On future space stations, these revolving machines designed by Clark and his team could occupy their own rooms, which would be ideal for astronaut time-outs. It’s kind of like a space spa — astronauts could spend several hours in these rooms recharging from the effects of microgravity. If these machines can eventually prove that they hold up somewhere like the ISS, they could be the answer to deep space missions that take us to Mars and beyond.
“Astronauts experience bone loss, muscle loss, cardiovascular deconditioning and more in space. Today, there are a series of piecemeal countermeasures to overcome these issues,” said Clark, “But artificial gravity is great because it can overcome all of them at once.”
All you have to do is lie down on something which may not look that different from a hospital gurney but is actually the arm of a short-radius centrifuge (SRC), a technology developed by NASA to research the effects of artificial gravity as a potential antidote to the degradation experienced by the human body in microgravity. While this tech hasn’t flown to space yet, it is the closest we can get to simulating gravity outside Earth’s atmosphere.
Once you’re in position, you’ll feel yourself rotating around the room, slowly at first, and then faster and faster — kind of like a carnival ride for science.

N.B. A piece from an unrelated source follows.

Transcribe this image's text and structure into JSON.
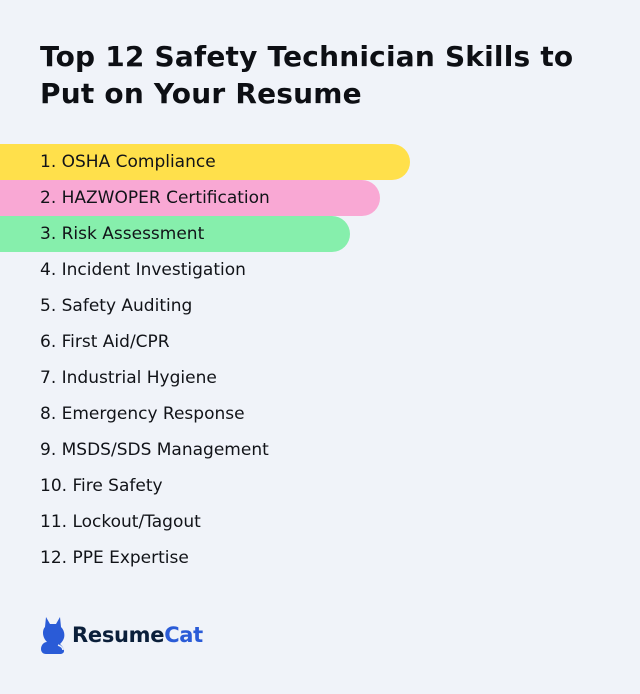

Unfortunately, kind of like a carnival ride, you can’t turn your head to the side or else you’re going to experience a “cross-coupled illusion”, a disruption of the inner ear that makes you feel like you’re tumbling. Add that to the spinning already going on, and you might start feeling sort of queasy. No wonder engineers almost gave up on the whole artificial gravity thing. However, the subjects in this study had more time to get used to it. Speed only ramped up after each subject stopped experiencing the weird sensation.
“I present at a conference and everyone says, ‘she’s the one who spins people and makes them sick,’” said graduate student and research team member Kathrine Bretl. “But we try to avoid instances of motion sickness because the whole point of our research is to make it tolerable.”
While there is more investigation to be done here, as in finding out how long the effects of this training last, if humans are able to adapt to artificial gravity without the urge to vomit, this could be huge. As in unprecedented deep space mission huge.